Former Dowagiac resident remembers Steinbrenner

Published 10:18 pm Wednesday, July 14, 2010

By JOHN EBY
Niles Daily Star

Former Dowagiac resident Dillon “Matt” Dalton and his brother, Dusty, knew another softer side of mercurial New York Yankees owner George Steinbrenner.

So might Dowagiac, had his father, former major league pitcher Tom Dalton, persuaded Steinbrenner to attend a Rotary Club luncheon.

Steinbrenner died Tuesday at 80, nine days after his July 4 birthday.

Sure, the Dalton brothers knew Steinbrenner’s status in the sports stratosphere – the biggest fin in the biggest fish bowl – but the shipbuilder from Cleveland who became a “Seinfeld” character to them was the humble father of their Culver Military Academy baseball teammate.

Hal, youngest of “The Boss’s” two sons and two daughters, is now Yankees president.
Dalton, 41, contacted in Chicago, is in his 19th year with Bank of America, for which he runs a commercial lending group downtown.

He is married and has two daughters.

He said he emerged from two hours of meetings earlier July 13 to find his BlackBerry “exploding” with messages.

“Here I am, a kid from Dowagiac,” Dalton said, “and I’m interacting with the Yankees owner like he was just someone else’s parent.

“He was never condescending and always kind to people working on the field. He never put anyone off who wanted an autograph or surrounded himself with security. I think Culver was his refuge. He was extremely generous to Culver, very humble personally and not standoffish. He sat in the bleachers. He was a great athlete in his day, a helluva football player.”

As an eighth-grader and a member of Culver’s Black Horse Troop, Dillon attended Ronald Reagan’s inauguration.

He attended Culver from 1983-1987, when he and Hal graduated. For their senior concert they had the Temptations.

Dillon pitched for Culver and captained the baseball team.

Dillon said Steinbrenner, who won seven World Series with a team he acquired for a $10 million song, would fly in for Culver games.

In fact, on the basis of watching a South Bend LaSalle shortstop going nine for 11, the Yankees drafted the player.

Similarly good fortune befell a catcher from Bremen who later died in a tragic accident.

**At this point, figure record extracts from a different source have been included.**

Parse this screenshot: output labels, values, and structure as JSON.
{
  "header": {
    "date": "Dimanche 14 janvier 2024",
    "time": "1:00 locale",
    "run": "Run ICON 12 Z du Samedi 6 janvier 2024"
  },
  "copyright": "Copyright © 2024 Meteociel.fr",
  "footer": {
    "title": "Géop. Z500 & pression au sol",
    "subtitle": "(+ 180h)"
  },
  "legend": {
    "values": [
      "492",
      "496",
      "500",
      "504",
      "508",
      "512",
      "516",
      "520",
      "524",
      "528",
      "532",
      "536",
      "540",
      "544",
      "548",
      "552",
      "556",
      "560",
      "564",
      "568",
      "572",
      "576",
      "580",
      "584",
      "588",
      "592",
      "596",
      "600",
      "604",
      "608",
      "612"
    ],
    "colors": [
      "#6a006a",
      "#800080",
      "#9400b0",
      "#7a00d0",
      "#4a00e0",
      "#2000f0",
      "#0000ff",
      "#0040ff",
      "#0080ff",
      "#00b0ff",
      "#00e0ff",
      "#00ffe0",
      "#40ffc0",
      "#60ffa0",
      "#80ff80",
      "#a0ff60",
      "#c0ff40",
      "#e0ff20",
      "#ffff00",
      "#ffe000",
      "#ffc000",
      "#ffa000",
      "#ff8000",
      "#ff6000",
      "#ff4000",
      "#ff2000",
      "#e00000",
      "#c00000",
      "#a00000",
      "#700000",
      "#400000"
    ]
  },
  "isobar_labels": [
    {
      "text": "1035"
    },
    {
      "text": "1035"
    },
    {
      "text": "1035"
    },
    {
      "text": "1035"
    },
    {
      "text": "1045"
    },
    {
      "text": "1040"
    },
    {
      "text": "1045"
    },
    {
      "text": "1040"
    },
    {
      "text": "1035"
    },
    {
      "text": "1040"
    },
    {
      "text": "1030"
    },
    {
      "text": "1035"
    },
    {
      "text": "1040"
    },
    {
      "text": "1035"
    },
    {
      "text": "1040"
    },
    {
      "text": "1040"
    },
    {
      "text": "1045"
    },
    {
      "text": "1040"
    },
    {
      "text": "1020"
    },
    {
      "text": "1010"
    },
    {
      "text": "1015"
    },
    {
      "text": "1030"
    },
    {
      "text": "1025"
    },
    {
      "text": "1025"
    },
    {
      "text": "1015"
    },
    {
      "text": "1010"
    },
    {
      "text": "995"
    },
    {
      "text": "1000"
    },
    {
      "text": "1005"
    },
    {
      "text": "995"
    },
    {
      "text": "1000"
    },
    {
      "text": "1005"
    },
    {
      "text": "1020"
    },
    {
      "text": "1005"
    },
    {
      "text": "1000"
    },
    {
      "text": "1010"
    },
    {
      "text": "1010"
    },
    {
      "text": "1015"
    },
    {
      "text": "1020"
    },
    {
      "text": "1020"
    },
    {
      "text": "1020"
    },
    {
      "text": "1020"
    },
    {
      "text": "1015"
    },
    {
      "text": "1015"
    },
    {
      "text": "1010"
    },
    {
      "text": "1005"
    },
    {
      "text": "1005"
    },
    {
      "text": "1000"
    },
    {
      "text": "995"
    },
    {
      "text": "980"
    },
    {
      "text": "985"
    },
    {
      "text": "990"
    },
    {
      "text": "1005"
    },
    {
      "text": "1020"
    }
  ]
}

But Dillon’s most amazing story is that junior year, between games of a doubleheader, in days before cell phones and other immediate communication devices, Steinbrenner yanked oft-fired Billy Martin from a pay phone.

“What set him off in the middle of our game?” Dalton still wonders.

He remembers Steinbrenner sitting with his dad, who pitched for the San Francisco Giants, and reminiscing about people they knew in common.

Dalton said it was odd when Steinbrenner passed as he had just run across the letter Tom received declining his invitation to a Dowagiac Rotary Club luncheon due to his busy schedule.

As a Culver benefactor, Dalton indicated the team looked forward to The Boss’s visits.
For one thing, it meant meals at Ponderosa instead of McDonald’s.

For another, he replaced the team’s “pukey blue” jerseys with classier pinstripes reminiscent of the Bronx Bombers.

Dillon had never been to Manhattan or Brooklyn, so he and his parents went to a game in the old Yankee Stadium in September 2007.

They not only watched from Steinbrenner’s personal skybox, they sat with Yogi Berra. Steinbrenner was already in declining health and was not there.

He said the attendant Steinbrenner hired to take care of the suite was a young man whose health was destroyed by whatever he inhaled battling the 9/11 terrorist attacks.

Dalton’s parents, Tom and Lynn, were recently in Chicago from Florida and attended a White Sox game with him.

His dad, who also did movie stunt work, wanted to name him “Matt Dillon” after the “Gunsmoke” lawman, but his mother was having none of that, so flipped the names.

But that’s why he was called Matt in Dowagiac.

Cheetahs on the Run, unveiled on the eighth anniversary of 9/11 in 2009, is a memorial to Matt’s grandmother, Helen Rudolphi Tremble.